The Roman philosopher Seneca wasn't talking about the stock market when he wrote that "Time discovers truth," but he could have been. In the long run a stock price will reflect a company's (true) intrinsic value. In the short run the pricing is basically random. Here are two real-life examples.
Let's say you had the smarts to buy Microsoft (NASDAQ:MSFT) in November 1992. It would have been a brilliant decision in the long run - the software giant's stock has gone up manyfold since. But nine months later, in August 1993, that call did not look so brilliant: Microsoft shares had declined 25% in less than a year. In fact, it would have taken you 18 months, until May 1994, for this purchase to break even. Eighteen months of dumbness?
In the early 1990s, the PC industry was still in its infancy. Microsoft's DOS and Windows operating systems were de facto standards. Outside of Apple Macs and a tiny fraction of computers, every computer came preinstalled with DOS and Windows. Microsoft had a pristine balance sheet and a brilliant co-founder and CEO in Bill Gates who would turn mountains upside-down to make sure the company succeeded. The above sentence is infested with hindsight - after all, that was almost 30 years ago. But Microsoft clearly had an incredible moat, which became wider with every new PC sold and every new software program written to run on Windows.
Here is another example: GoPro (NASDAQ:GPRO) is a maker of video cameras used by surfers, skiers, and other extreme sports enthusiasts. If you had bought the stock soon after it went public, in 2014, you would have paid $40 a share for a $5.5 billion-market-cap company earning about $100 million a year - a price-earnings ratio of about 55. Your impatience would, however, have been rewarded: The stock more than doubled in just a few short months, hitting $90.
Would it have been a good decision to buy GoPro? The company makes a great product - I own one. But GoPro has no protective "moat" around its business. None. Most components that go into its cameras are commodities. There are no barriers to entry into the specialized video camera segment. Most important, there are no switching costs for consumers. Investors who bought GoPro after its IPO paid a huge premium for the promise of much higher earnings from a company that might or might not be around five years later.
What is even more interesting is that some of those buyers were then selling to even bigger fools who bought at double the price a few months later. GoPro was a momentum stock that was riding a wave about to break. Fast-forward a few years and GoPro sales have been on decline; nowadays its stock trades below $6.
These two examples bring us to the nontrivial topics of complex systems and nonlinearity. My favorite thinker, Nassim Taleb, wrote the following in his book "Antifragile: Things That Gain from Disorder":
Complex systems are full of interdependencies - hard to detect - and nonlinear responses. Nonlinear means that when you double the dose of, say, a medication, or when you double the number of employees in a factory, you don't get twice the initial effect, but rather a lot more or a lot less.

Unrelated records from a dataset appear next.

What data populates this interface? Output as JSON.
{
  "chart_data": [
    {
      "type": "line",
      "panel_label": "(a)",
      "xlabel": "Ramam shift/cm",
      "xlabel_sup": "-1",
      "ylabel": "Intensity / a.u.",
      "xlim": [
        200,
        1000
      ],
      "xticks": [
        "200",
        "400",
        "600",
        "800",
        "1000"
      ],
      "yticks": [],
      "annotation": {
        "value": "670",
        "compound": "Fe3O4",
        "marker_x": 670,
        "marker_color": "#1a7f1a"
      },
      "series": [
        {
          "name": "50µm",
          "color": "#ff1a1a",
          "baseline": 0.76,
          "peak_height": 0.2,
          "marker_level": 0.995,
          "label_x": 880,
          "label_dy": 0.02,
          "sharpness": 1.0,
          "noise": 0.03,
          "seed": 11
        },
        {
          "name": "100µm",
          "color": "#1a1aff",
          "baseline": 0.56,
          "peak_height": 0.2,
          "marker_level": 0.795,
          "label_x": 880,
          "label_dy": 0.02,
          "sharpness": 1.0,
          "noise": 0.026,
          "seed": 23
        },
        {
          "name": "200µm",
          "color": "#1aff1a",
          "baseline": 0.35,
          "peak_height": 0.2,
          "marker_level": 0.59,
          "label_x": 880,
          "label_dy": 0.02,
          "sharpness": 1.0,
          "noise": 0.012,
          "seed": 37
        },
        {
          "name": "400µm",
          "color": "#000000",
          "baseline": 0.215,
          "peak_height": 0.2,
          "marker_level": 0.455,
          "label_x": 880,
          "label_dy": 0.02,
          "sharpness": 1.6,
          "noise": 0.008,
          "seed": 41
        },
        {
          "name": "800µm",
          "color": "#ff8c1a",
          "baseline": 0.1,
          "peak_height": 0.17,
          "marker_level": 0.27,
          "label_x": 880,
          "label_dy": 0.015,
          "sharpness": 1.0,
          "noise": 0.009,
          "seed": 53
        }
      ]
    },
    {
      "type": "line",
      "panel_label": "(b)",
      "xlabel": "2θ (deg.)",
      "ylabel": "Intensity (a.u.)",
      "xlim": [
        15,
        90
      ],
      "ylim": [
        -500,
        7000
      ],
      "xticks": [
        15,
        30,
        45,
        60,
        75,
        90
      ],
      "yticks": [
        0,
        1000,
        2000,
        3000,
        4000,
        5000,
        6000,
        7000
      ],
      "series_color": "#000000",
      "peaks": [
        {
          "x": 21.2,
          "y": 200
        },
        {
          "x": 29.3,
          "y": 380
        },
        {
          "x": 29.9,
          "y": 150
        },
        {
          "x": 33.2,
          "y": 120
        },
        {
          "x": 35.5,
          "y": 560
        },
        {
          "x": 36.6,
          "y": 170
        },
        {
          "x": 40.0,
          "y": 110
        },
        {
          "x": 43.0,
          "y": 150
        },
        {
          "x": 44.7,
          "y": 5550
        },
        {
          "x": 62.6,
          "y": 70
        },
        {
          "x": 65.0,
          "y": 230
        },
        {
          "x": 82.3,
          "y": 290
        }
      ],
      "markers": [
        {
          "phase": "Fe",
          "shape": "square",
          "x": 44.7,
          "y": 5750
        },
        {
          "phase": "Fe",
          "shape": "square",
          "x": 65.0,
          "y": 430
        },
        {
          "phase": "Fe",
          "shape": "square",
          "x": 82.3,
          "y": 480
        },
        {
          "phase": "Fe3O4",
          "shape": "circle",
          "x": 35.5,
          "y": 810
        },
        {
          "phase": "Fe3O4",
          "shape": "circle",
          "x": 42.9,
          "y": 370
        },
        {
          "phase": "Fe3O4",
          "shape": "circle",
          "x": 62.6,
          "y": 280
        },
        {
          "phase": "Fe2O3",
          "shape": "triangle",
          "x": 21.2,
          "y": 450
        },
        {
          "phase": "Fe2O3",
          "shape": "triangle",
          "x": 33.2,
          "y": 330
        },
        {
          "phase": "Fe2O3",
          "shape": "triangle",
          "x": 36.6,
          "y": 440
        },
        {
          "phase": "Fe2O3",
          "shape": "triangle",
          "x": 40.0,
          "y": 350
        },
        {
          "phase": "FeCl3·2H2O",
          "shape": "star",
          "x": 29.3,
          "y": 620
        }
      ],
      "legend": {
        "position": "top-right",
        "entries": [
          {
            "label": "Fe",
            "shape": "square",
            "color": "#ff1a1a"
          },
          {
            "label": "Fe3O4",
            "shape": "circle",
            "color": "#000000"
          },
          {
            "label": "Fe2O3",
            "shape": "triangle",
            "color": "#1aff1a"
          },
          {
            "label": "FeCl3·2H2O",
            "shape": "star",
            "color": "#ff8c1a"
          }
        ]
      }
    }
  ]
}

The stock market is a complex system where in the short term there are few, if any, interdependencies between decisions and outcomes. In the short run, stock prices are driven by thousands of random variables. Stock market participants have different risk tolerances and emotional aptitudes, and diverse time horizons ranging from milliseconds (for high-speed traders) to years (for long-term investors).
In other words, predicting where a stock price will be in a day, a month or even a year is not much different from prognosticating whether the ball on a roulette wheel will land on red or black. In the longer run, good decisions should pay off because fundamentals will shine through - as was the case with buying Microsoft in 1992 and not buying GoPro in 2014. But in the short run there is no correlation between good decisions and results.
Whenever you look at your portfolio, think of Microsoft and GoPro. The performance of your stocks in the short run tells you absolutely nothing about what you own or about the quality of your decisions. You may own a portfolio of Microsofts, and its value is going down because at this juncture the market doesn't care about Microsofts. Or maybe you stuffed your retirement fund with overpriced fads that may not be around a year from now. But in the longer run, remember what Seneca knew: Time discovers truth.